July 2025, 2 texts, 2 logics, 2 visions of data protection, but one shared challenge: regulating complex, high-risk systems in a Europe that seeks sovereignty in a global tech landscape.
On one side: CNIL tightens the screws after a disastrous year for cybersecurity.
On the other: the European Commission unveils the final version of its Code of Practice for GPAI (General Purpose AI), aligned with the upcoming AI Act.
🔐 CNIL: Enhanced security for databases (under GDPR)
The new CNIL guidelines, released in July 2025, follow alarming findings from 2024:
➡️ 80% of data breaches involved unsecured access
➡️ 50% of leaks affected databases containing more than 1 million individuals
Relying on Article 32 of the GDPR, CNIL now requires:
- Mandatory multi-factor authentication for all remote access to large datasets (with recommended use of ANSSI-compliant hardware keys)
- Reinforced logging: retention of logs for 6 to 12 months and active monitoring of outgoing flows
- Strict contractual oversight of data processors (Art. 28 GDPR), including regular audits and immediate breach notifications
👉 A clear doctrine: risk prevention relies on technical and contractual robustness.
Stronger enforcement is planned from 2026 onward.
⚙️ GPAI Code: A preventive regulatory approach for large-scale AI
The GPAI Code of Practice, published on July 5, 2025, aims to guide industry players ahead of the AI Act’s entry into force.
It targets developers, providers, and integrators of “general purpose” AI models, especially those with systemic impact (large language models, voice assistants, embedded AI platforms…).

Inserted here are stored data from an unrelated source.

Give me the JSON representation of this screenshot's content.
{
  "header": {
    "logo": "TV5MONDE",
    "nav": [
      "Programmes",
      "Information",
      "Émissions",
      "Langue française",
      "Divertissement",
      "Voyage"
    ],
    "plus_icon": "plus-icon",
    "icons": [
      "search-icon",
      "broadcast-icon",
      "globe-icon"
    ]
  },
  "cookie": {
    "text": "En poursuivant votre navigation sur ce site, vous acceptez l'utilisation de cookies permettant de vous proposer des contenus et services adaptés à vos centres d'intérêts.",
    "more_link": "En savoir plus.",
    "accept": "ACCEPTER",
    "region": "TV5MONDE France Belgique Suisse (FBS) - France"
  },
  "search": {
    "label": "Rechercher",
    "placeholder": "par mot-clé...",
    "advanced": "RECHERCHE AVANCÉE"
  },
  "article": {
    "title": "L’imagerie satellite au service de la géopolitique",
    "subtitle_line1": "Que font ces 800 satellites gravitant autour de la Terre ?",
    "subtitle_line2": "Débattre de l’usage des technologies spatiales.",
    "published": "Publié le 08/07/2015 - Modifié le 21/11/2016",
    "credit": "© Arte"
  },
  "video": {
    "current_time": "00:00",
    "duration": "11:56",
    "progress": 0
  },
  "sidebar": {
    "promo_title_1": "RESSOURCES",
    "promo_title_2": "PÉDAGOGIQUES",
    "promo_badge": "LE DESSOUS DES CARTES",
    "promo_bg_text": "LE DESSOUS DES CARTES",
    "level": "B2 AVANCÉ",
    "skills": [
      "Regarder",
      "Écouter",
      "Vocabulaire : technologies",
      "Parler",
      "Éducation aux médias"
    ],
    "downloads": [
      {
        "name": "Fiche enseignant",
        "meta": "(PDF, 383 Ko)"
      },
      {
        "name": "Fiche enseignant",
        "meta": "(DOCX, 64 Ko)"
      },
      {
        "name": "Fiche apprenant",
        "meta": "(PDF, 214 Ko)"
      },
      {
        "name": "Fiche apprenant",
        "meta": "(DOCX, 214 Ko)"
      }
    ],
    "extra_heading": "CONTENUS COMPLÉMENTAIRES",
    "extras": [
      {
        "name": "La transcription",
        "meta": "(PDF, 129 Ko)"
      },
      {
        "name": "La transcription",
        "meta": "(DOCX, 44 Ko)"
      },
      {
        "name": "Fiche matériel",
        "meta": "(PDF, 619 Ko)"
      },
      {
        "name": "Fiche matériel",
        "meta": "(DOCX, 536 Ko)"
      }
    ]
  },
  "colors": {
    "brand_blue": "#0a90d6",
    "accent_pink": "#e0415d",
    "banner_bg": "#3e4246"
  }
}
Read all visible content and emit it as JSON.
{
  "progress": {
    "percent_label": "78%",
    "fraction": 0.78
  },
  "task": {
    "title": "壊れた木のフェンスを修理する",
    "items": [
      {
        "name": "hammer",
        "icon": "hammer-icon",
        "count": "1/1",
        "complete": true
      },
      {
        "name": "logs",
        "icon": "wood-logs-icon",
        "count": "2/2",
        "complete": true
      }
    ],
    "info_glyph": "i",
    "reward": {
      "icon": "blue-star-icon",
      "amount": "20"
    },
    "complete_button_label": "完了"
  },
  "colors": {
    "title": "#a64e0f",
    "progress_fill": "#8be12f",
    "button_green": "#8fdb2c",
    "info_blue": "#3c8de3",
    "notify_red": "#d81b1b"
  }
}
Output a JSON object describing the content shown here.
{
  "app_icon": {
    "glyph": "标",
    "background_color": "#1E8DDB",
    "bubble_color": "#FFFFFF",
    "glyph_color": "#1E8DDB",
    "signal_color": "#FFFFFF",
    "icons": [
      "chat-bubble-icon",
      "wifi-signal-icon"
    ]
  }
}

Though voluntary, the code outlines:
- A governance framework for risk management throughout the model’s lifecycle
- Documented assessments covering safety, transparency, bias, and environmental impact
- Risk mitigation measures before market release
- Ethical commitments related to IP rights and misuse prevention
📊 Comparison: convergence or regulatory disconnect?
Shared principles:
✔️ Ongoing risk assessment
✔️ Requirements for documentation and traceability
✔️ Accountability across the processing chain
Key differences:
⏱️ Timing: CNIL acts in response to actual breaches; the GPAI Code anticipates risk ex ante
🎯 Scope: GDPR covers all personal data; the GPAI Code focuses solely on broad-spectrum AI
⚖️ Legal force: CNIL enforces mandatory rules; the GPAI Code remains non-binding (until August 2, 2026)
Identified gaps:
❌ GDPR does not address algorithmic risks specific to generative AI
❌ The GPAI Code does not thoroughly cover personal data processing
❌ Neither framework fully tackles sovereignty issues related to underlying infrastructures (cloud, GPUs, model access)
🔍 Conclusion: two tools, one goal. But moving at different speeds.
GDPR is evolving through pressure from national authorities, with increasingly strict obligations.
The AI Act still leans on self-regulation to balance innovation and legal compliance.
But convergence is underway. And regulatory pressure will soon weigh more heavily on high-performing models.